Clinton Proposes Spending More On Forest Plan Budget Blueprint Gives 23% Increase To Nw Forests, Restores Spending To Fish And Wildlife

Associated Press

President Clinton on Tuesday proposed spending nearly $400 million on his Northwest forest plan next year, a 23 percent increase over the level Congress approved this year.

The president’s budget blueprint for the next fiscal year restores spending cuts the Republican-led Congress made this year at the Forest Service, National Park Service and Fish and Wildlife Service.

Clinton proposed about $5.9 billion for cleanup of nuclear waste at Energy Department sites nationwide, a cut of about 2 percent from this year.

DOE spending at the Hanford Nuclear Reservation would fall about 4 percent to $1.297 billion next year, said Rep. Doc Hastings, R-Wash.

Clinton’s spending plan also calls for $111 million to continue work on a controversial plan to demolish two dams on the Elwha River and restore salmon runs on the Olympic Peninsula.

Sen. Patty Murray, D-Wash., supports that plan; Sen. Slade Gorton, R-Wash., opposes it.

“He is proposing that we sacrifice Hanford jobs in the Tri-Cities but spend millions and millions of dollars to tear down dams on the peninsula,” Gorton said Wednesday.
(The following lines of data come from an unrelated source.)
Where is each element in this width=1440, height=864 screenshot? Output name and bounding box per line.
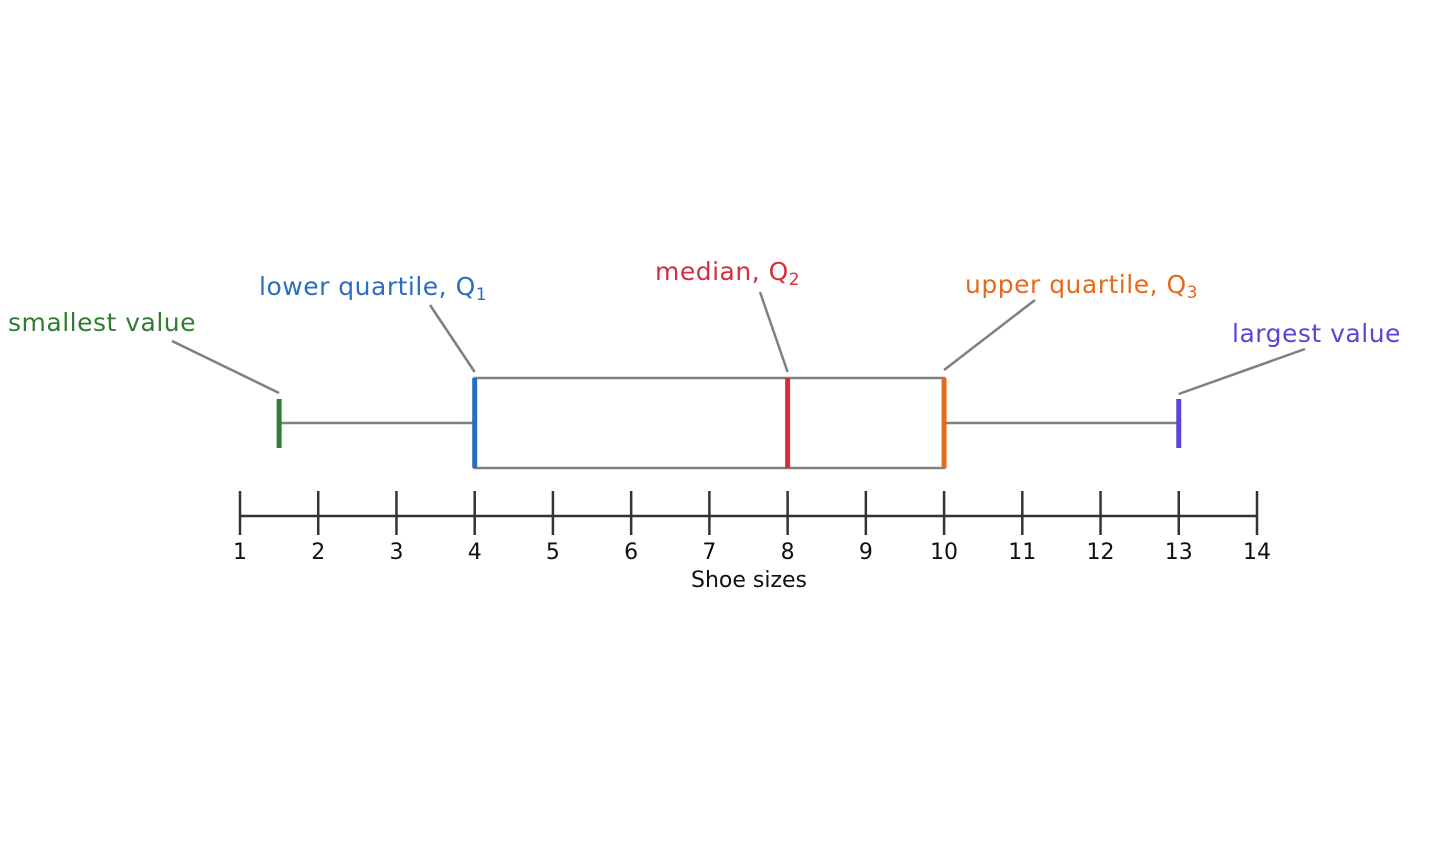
- x-tick-label: 7: [702, 540, 716, 565]
- x-tick-label: 6: [624, 540, 638, 565]
- x-tick-label: 3: [389, 540, 403, 565]
- interquartile-box: [473, 376, 946, 470]
- median-leader: [758, 291, 789, 373]
- x-tick-label: 12: [1087, 540, 1115, 565]
- x-axis-title: Shoe sizes: [691, 568, 807, 593]
- median-label: median, Q2: [655, 257, 800, 290]
- box-plot-layer: [276, 376, 1182, 470]
- lower-quartile-leader: [428, 304, 476, 373]
- x-tick-label: 9: [859, 540, 873, 565]
- upper-quartile-label: upper quartile, Q3: [965, 270, 1198, 303]
- x-axis: 1 2 3 4 5 6 7 8 9 10 11 12 13 14 Shoe sizes: [233, 491, 1271, 593]
- x-tick-label: 5: [546, 540, 560, 565]
- x-tick-label: 2: [311, 540, 325, 565]
- x-tick-label: 13: [1165, 540, 1193, 565]
- x-tick-label: 14: [1243, 540, 1271, 565]
- x-axis-ticks: 1 2 3 4 5 6 7 8 9 10 11 12 13 14: [233, 491, 1271, 565]
- largest-value-label: largest value: [1232, 319, 1401, 348]
- lower-quartile-label: lower quartile, Q1: [259, 272, 487, 305]
- annotation-labels: smallest value lower quartile, Q1 median…: [8, 257, 1401, 348]
- x-tick-label: 11: [1008, 540, 1036, 565]
- x-tick-label: 1: [233, 540, 247, 565]
- x-tick-label: 10: [930, 540, 958, 565]
- smallest-value-label: smallest value: [8, 308, 196, 337]
- upper-quartile-leader: [943, 299, 1036, 371]
- x-tick-label: 4: [468, 540, 482, 565]
- largest-value-leader: [1178, 347, 1306, 396]
- x-tick-label: 8: [781, 540, 795, 565]
- annotation-leader-lines: [171, 291, 1306, 396]
- smallest-value-leader: [171, 339, 280, 395]
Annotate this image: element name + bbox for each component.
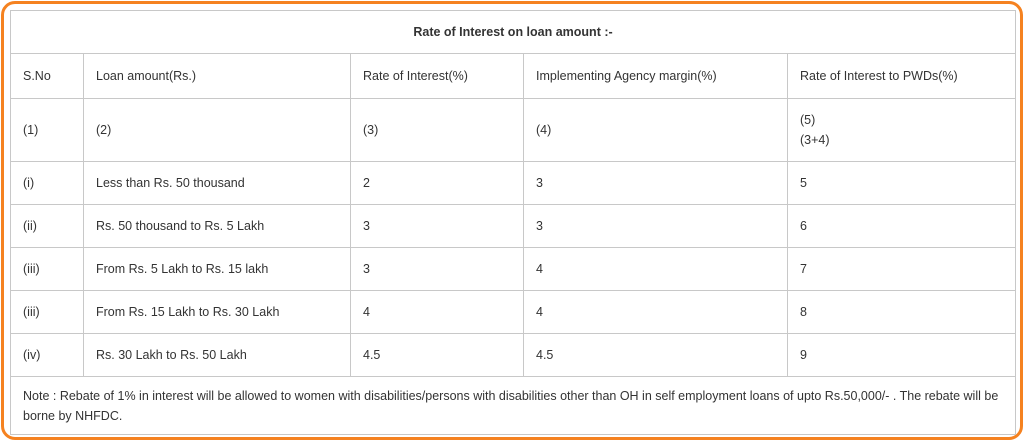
note: Note : Rebate of 1% in interest will be … <box>10 376 1016 435</box>
column-header: Rate of Interest(%) <box>350 53 524 99</box>
index-line: (3+4) <box>800 133 830 147</box>
data-cell: (iv) <box>10 333 84 377</box>
data-cell: (iii) <box>10 247 84 291</box>
data-row: (ii) Rs. 50 thousand to Rs. 5 Lakh 3 3 6 <box>10 204 1016 248</box>
data-cell: 3 <box>350 247 524 291</box>
interest-table: Rate of Interest on loan amount :- S.No L… <box>10 10 1016 435</box>
index-cell: (3) <box>350 98 524 162</box>
data-row: (iii) From Rs. 5 Lakh to Rs. 15 lakh 3 4 7 <box>10 247 1016 291</box>
data-row: (iv) Rs. 30 Lakh to Rs. 50 Lakh 4.5 4.5 9 <box>10 333 1016 377</box>
index-cell: (4) <box>523 98 788 162</box>
index-row: (1) (2) (3) (4) (5) (3+4) <box>10 98 1016 162</box>
data-cell: 8 <box>787 290 1016 334</box>
data-cell: 6 <box>787 204 1016 248</box>
data-cell: 7 <box>787 247 1016 291</box>
data-cell: (iii) <box>10 290 84 334</box>
data-cell: 9 <box>787 333 1016 377</box>
index-line: (5) <box>800 113 816 127</box>
header-row: S.No Loan amount(Rs.) Rate of Interest(%) I… <box>10 53 1016 99</box>
column-header: S.No <box>10 53 84 99</box>
data-cell: 4 <box>523 290 788 334</box>
column-header: Implementing Agency margin(%) <box>523 53 788 99</box>
index-cell: (5) (3+4) <box>787 98 1016 162</box>
data-cell: (i) <box>10 161 84 205</box>
data-row: (iii) From Rs. 15 Lakh to Rs. 30 Lakh 4 4 8 <box>10 290 1016 334</box>
column-header: Rate of Interest to PWDs(%) <box>787 53 1016 99</box>
data-cell: From Rs. 15 Lakh to Rs. 30 Lakh <box>83 290 351 334</box>
data-cell: 4.5 <box>350 333 524 377</box>
note-row: Note : Rebate of 1% in interest will be … <box>10 376 1016 435</box>
data-cell: 4.5 <box>523 333 788 377</box>
data-cell: Less than Rs. 50 thousand <box>83 161 351 205</box>
data-cell: Rs. 30 Lakh to Rs. 50 Lakh <box>83 333 351 377</box>
table-title: Rate of Interest on loan amount :- <box>10 10 1016 54</box>
data-cell: 2 <box>350 161 524 205</box>
data-cell: 3 <box>523 161 788 205</box>
data-cell: 3 <box>523 204 788 248</box>
data-cell: 4 <box>523 247 788 291</box>
data-cell: 5 <box>787 161 1016 205</box>
data-cell: (ii) <box>10 204 84 248</box>
column-header: Loan amount(Rs.) <box>83 53 351 99</box>
data-row: (i) Less than Rs. 50 thousand 2 3 5 <box>10 161 1016 205</box>
index-cell: (1) <box>10 98 84 162</box>
data-cell: 4 <box>350 290 524 334</box>
data-cell: 3 <box>350 204 524 248</box>
data-cell: Rs. 50 thousand to Rs. 5 Lakh <box>83 204 351 248</box>
data-cell: From Rs. 5 Lakh to Rs. 15 lakh <box>83 247 351 291</box>
index-cell: (2) <box>83 98 351 162</box>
In 1995, the Pacific Northwest received more than $350 million in grants, loans and other economic assistance tied to Clinton’s forest plan. Congress cut that back to $318 million for the current fiscal year, which ends September 30.

Clinton proposed a boost to $391 million for fiscal 1997, beginning Oct. 1.
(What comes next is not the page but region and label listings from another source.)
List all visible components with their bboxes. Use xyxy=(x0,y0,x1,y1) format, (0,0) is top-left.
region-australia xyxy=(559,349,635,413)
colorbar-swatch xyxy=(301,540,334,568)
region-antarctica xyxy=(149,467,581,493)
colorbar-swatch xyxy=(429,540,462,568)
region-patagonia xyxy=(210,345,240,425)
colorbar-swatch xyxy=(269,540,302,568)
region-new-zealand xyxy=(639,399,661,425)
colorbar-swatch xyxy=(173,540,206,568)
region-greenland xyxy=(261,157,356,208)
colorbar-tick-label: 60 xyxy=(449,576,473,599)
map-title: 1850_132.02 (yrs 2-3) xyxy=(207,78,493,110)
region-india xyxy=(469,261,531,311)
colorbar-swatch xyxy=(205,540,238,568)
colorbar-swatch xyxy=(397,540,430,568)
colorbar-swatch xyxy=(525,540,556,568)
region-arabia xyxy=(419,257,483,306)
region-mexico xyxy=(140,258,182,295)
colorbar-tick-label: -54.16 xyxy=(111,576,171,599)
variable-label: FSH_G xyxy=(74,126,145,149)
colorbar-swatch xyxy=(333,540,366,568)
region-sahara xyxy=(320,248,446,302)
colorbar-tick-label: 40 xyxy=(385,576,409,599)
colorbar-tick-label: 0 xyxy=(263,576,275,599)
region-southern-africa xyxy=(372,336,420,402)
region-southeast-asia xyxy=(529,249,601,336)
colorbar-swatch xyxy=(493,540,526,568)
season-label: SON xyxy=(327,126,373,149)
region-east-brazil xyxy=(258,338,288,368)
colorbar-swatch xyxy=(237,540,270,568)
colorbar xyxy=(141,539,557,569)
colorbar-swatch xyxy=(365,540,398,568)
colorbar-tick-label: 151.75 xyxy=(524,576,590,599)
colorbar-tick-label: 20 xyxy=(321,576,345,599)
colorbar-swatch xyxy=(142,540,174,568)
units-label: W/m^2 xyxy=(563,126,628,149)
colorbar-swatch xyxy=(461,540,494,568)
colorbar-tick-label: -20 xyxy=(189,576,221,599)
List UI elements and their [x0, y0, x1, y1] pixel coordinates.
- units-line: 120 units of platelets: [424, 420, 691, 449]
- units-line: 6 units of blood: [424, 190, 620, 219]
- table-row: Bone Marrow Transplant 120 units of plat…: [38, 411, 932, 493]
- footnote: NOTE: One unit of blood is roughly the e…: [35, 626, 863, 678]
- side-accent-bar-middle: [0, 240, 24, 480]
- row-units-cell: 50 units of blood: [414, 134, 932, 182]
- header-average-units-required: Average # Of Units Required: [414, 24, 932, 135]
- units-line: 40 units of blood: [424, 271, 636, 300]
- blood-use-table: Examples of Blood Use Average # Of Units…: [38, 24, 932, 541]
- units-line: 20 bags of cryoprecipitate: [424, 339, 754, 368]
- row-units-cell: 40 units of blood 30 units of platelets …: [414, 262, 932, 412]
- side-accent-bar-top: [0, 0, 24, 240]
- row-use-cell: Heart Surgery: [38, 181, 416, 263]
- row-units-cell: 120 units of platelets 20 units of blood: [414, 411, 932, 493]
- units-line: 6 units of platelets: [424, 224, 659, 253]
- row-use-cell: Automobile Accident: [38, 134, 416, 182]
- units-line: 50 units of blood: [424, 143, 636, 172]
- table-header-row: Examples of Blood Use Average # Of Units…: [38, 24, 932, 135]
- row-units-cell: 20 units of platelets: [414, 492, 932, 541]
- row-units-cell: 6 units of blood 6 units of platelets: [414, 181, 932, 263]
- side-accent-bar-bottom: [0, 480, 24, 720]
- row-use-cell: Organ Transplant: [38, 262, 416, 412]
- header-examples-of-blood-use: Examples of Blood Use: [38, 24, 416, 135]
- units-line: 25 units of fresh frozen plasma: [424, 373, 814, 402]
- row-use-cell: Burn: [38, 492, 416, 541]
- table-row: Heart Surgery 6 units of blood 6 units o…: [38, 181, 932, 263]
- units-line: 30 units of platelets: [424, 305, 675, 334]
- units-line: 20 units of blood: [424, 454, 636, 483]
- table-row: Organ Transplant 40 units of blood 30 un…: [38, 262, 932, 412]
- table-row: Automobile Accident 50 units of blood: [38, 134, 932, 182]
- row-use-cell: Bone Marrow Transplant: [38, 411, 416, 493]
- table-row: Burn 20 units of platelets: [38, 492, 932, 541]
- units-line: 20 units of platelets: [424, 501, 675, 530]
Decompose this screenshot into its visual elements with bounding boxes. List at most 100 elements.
The sum includes $16 million for the president’s “Jobs in the Woods” program, which he anticipates would put 400 jobless timber workers to work restoring streams, maintaining roads and making other forest improvements. The $6 million Congress approved for the program this year created 194 jobs and the $10 million approved in 1995 created 300 jobs, Clinton said.

A special entry in a supplemental report the White House issued with Clinton’s budget trumpeted the success to date of his Northwest forest plan:

“The administration has begun refilling the timber pipeline with hundreds of millions of board feet of timber for the first time in years; restored thousands of acres of key habitat and watersheds while providing short-term employment opportunities for displaced timber workers, spurred small business through grants and job training and strengthened local economies.”

The proposed $1.3 billion operating budget for the Forest Service, a 3 percent increase over the current year, calls for 4.2 billion board feet of timber to be sold on national forests nationwide next year.

That compares with 4.5 billion board feet this year and 4 billion board feet in 1995.

The operating budget for the Bureau of Land Management would be increased 4 percent to $685 million and the one for Fish and Wildlife Service increased 8 percent to $540 million.

Clinton proposed $1.2 billion be spent on the operation of national parks, a 1 percent increase from the level Congress approved this year.

His proposal for the National Marine Fisheries Service includes a 9 percent increase, to a proposed $306 million, to manage fisheries and protect endangered species.

That includes $10 million to rebuild Northwest salmon populations, the same level as this year and up from $6 million in 1995.